Quando la voce tacque, un vocio si levò dalla folla. Stavano commentando favorevolmente i precedenti del prigioniero e gli davano il benvenuto su Omega.

I nomi della lista vennero letti lentamente. 402, insonnolito sotto la luce del sole, sonnecchiava in piedi, e ascoltava il lungo elenco di omicidi, di furti, di deviazioni, di mutantismo. Poi, alla fine, sentì pronunciare il suo numero.

«Numero 402.»

«Presente.»

«Numero 402. Il vostro nome è Will Barrent. Anni 27. Sangue tipo 0-L3, Indice JX-221-R. Colpevole di omicidio.»

La folla applaudì, ma 402 quasi non se ne accorse. Stava cercando di abituarsi all’idea di avere un nome. Un vero nome anziché un numero. Will Barrent. Sperò di non dimenticarlo mai. E se lo ripeté più e più volte, senza quasi più ascoltare la voce che parlava dall’altoparlante.

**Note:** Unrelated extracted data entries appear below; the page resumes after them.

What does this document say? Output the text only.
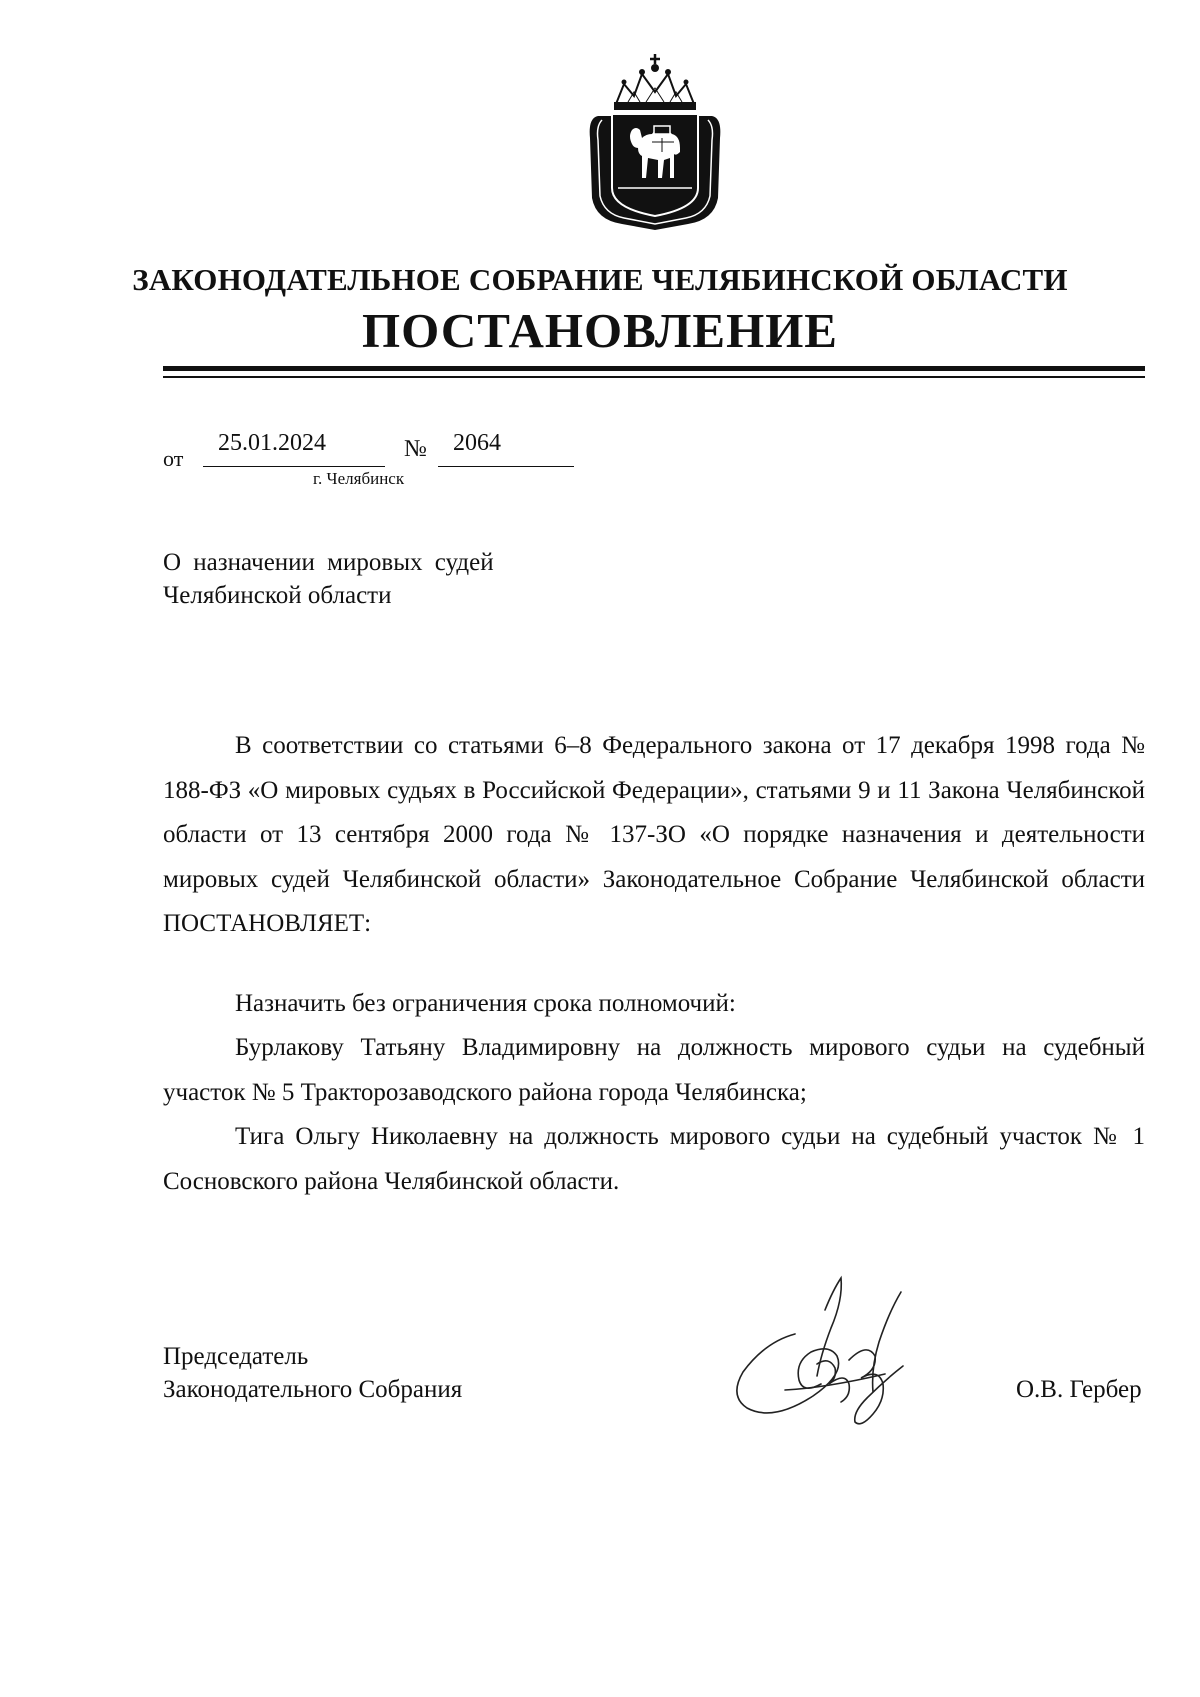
ЗАКОНОДАТЕЛЬНОЕ СОБРАНИЕ ЧЕЛЯБИНСКОЙ ОБЛАСТИ
ПОСТАНОВЛЕНИЕ
от
25.01.2024	№ 2064
г. Челябинск
О назначении мировых судей
Челябинской области

В соответствии со статьями 6–8 Федерального закона от 17 декабря 1998 года № 188-ФЗ «О мировых судьях в Российской Федерации», статьями 9 и 11 Закона Челябинской области от 13 сентября 2000 года № 137-ЗО «О порядке назначения и деятельности мировых судей Челябинской области» Законодательное Собрание Челябинской области ПОСТАНОВЛЯЕТ:

Назначить без ограничения срока полномочий:

Бурлакову Татьяну Владимировну на должность мирового судьи на судебный участок № 5 Тракторозаводского района города Челябинска;

Тига Ольгу Николаевну на должность мирового судьи на судебный участок № 1 Сосновского района Челябинской области.

Председатель
Законодательного Собрания	О.В. Гербер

«I nuovi arrivi verranno ora lasciati su Omega. Temporaneamente saranno alloggiati nel blocco A-2. Siate cauti e circospetti con le parole e con le azioni. Osservate, ascoltate, e imparate. La legge mi impone di dirvi che il periodo medio di vita su Omega è di circa tre anni terrestri.»

Ci volle un po’ perché le ultime parole provocassero un certo effetto in Barrent. Stava ancora considerando la novità di avere un nome. E non aveva ancora pensato cosa significasse essere un assassino abbandonato su un pianeta abitato da criminali.

II

I nuovi prigionieri vennero condotti verso la fila di baracche che formavano il blocco A-2. Erano circa cinquecento. Ma non si poteva dire che fossero degli uomini. Erano piuttosto delle entità, i cui ricordi si estendevano appena a un’ora prima. Seduti sui loro sgabelli, i nuovi nati si guardarono curiosamente il corpo, e presero a osservare con interesse le mani e i piedi. Poi si fissarono, e negli occhi degli altri videro riflessi i loro volti. Non erano uomini, ma non erano neppure dei bambini. Certe astrazioni e lo spettro dei ricordi erano rimasti. La maturazione venne rapidamente.

I nuovi uomini si afferrarono ai vaghi ricordi di concetti, di idee, di regole. E dopo poche ore, la flemmatica passività cominciò a svanire. Stavano diventando uomini. Individui. Fuori dalla nebbia di una uniformità superficiale, cominciarono a emergere le differenze. I caratteri stessi si riaffermarono, e i cinquecento uomini cominciarono a scoprire come erano.